TEM images of (a) S-TRAIL, (b) GQD and (c) S-TRAIL/GQD. (d) and (e) Size distribution of GQDs and S-TRAIL/GQDs, respectively. Analysis of TEM images was performed by ImageJ software version 1.52.

Figure 6

(a) In vitro cytotoxic activity of S-TRAIL and S-TRAIL/GQD with/without DXR pretreatment. (b) Cytotoxic effects of different concentrations of S-TRAIL and S-TRAIL/GQD following DXR pretreatment for 24 h.
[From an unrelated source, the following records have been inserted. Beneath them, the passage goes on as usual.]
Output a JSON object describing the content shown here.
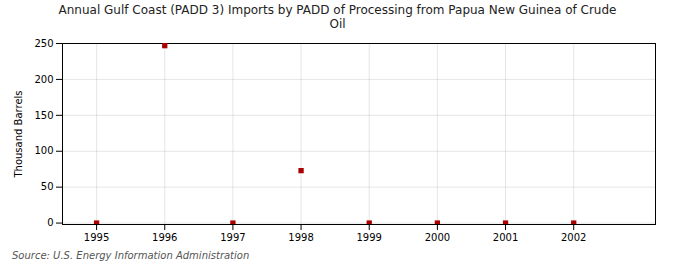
{
  "chart_data": {
    "type": "scatter",
    "title": "Annual Gulf Coast (PADD 3) Imports by PADD of Processing from Papua New Guinea of Crude\nOil",
    "ylabel": "Thousand Barrels",
    "caption": "Source: U.S. Energy Information Administration",
    "x": [
      1995,
      1996,
      1997,
      1998,
      1999,
      2000,
      2001,
      2002
    ],
    "values": [
      0,
      247,
      0,
      73,
      0,
      0,
      0,
      0
    ],
    "color": "#aa0000",
    "marker": "square",
    "xlim": [
      1994.5,
      2003.2
    ],
    "ylim": [
      -2,
      250
    ],
    "xticks": [
      1995,
      1996,
      1997,
      1998,
      1999,
      2000,
      2001,
      2002
    ],
    "yticks": [
      0,
      50,
      100,
      150,
      200,
      250
    ],
    "grid": true
  }
}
The statistical significance was determined using Student’s t-test. ${}^{\ast }p<0.05,{}^{\ast \ast }p<0.01,{}^{\ast \ast \ast }p<0.001.$

Figure 7

Evaluation of apoptosis induction in HT-29 cells. (a) Control cells without any treatment. (b) The cells treated with DXR (0.1 µM) for 24 h. (c) Treatment with S-TRAIL (160 µg/ml) for 12 h and (d) the cells pretreated with DXR (0.1 µM) for 24 h followed by treatment with S-TRAIL (160 µg/ml) for 12 h. (e) Quantitative comparison of the apoptosis rate of the cells.

Figure 8

Biological activity of TRAIL and S-TRAIL over 4 weeks storage at 4 °C. The molar concentration of 25 and 50 µg/ml of TRAIL protein are equal to the molar concentration of 80 and 160 µg/ml of S-TRAIL, respectively. Statistical significance was evaluated by repeated ANOVA test and student t-Test. ${}^{\ast }p<0.05,{}^{\ast \ast }p<0.01,{}^{\ast \ast \ast }p<0.001$.

Figure 9

Fluorescence microscopy images of HT-29 cells (a) untreated (b) treated by GQDs and (c) treated by S-TRAIL/GQD for 24 h. In each panel from the left, first image is the bright field, the second image is the fluorescence and the third one is the overlay image of the first and the second images.